A falta de consenso entre os diversos órgãos públicos da área da saúde é tão grande que, em outubro de 2013, a Agência Nacional de Saúde Suplementar (ANS) atualizou o rol de procedimentos de cobertura obrigatória dos planos de saúde e incluiu nesse rol uma lista com diversos medicamentos quimioterápicos de administração oral que passaram a ter cobertura obrigatória pelos planos de saúde a partir de janeiro de 2014 e, entre esses medicamentos, foi relacionado o Everolimus, conforme Resolução Normativa n. 338/2013.

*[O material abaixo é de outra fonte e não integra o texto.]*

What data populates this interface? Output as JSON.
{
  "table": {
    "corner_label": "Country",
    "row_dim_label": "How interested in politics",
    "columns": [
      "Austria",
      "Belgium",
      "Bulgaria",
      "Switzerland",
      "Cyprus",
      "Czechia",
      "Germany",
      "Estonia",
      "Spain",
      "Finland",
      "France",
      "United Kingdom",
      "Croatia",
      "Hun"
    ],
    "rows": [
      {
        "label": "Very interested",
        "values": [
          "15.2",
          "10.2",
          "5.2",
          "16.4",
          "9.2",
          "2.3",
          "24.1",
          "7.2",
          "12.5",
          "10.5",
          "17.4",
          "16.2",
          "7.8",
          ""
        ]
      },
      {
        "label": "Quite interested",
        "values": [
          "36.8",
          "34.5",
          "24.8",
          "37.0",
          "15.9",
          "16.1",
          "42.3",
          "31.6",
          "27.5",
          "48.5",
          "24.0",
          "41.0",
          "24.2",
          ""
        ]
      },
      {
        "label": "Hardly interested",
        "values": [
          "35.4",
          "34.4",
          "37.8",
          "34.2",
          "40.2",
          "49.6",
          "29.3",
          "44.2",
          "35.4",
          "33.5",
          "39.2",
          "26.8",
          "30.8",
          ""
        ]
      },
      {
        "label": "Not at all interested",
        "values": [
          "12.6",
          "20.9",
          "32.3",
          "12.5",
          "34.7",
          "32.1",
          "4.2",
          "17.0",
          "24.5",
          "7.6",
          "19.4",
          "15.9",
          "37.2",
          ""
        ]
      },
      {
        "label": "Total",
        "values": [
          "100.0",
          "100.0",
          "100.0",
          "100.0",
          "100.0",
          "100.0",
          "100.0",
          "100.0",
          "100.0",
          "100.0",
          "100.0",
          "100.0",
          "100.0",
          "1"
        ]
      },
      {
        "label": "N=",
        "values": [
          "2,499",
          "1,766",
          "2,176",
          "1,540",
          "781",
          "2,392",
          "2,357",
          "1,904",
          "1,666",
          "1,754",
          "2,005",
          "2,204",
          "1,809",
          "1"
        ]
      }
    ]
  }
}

Portanto, no mesmo mês em que o CONITEC decidiu que o remédio não era bom o bastante para ser incluído na lista do SUS, o Everolimus passou a ser obrigatoriamente coberto pelos planos de saúde, fato que comprova que as decisões do CONITEC são pautadas muito mais pela limitação financeira do SUS do que pela comprovação de eficácia do medicamento.

Em outubro de 2015, a ANS aprovou a resolução n. 387/2015, que entrou em vigor em janeiro de 2016 e atualizou a lista de medicamentos quimioterápicos de cobertura obrigatória pelos planos de saúde. Após muita discussão, o Everolimo foi mantido no rol de procedimentos de cobertura obrigatória, mas apenas para o tratamento do câncer de mama metastático e para tumores neuroendócrinos avançados localizados no pâncreas.

Para as demais indicações previstas em bula, tais como câncer de rim, câncer cerebral, de estômago, de intestino e de pulmão, o medicamento continuou sem cobertura obrigatória.

Assim, o paciente que receber a orientação para o tratamento com o Everolimus tem o direito de exigir a cobertura através de seu plano de saúde ou do SUS, caso não tenha serviço de assistência médica privada.

Em caso de negativa, ele poderá fazer valer seus direitos na Justiça, que tem reconhecido de forma amplamente majoritária o direito ao tratamento oncológico de forma abrangente. O rol da ANS é considerado pela Justiça uma lista mínima de procedimentos com cobertura obrigatória, que não limita a disponibilização de outros tratamentos não existentes nesse rol.

Já em relação ao SUS, a Justiça reconhece que, uma vez demonstrada a necessidade do tratamento e a falta de outra opção terapêutica disponível no SUS, é dever do Estado prover a cobertura do tratamento médico necessitado pelo cidadão.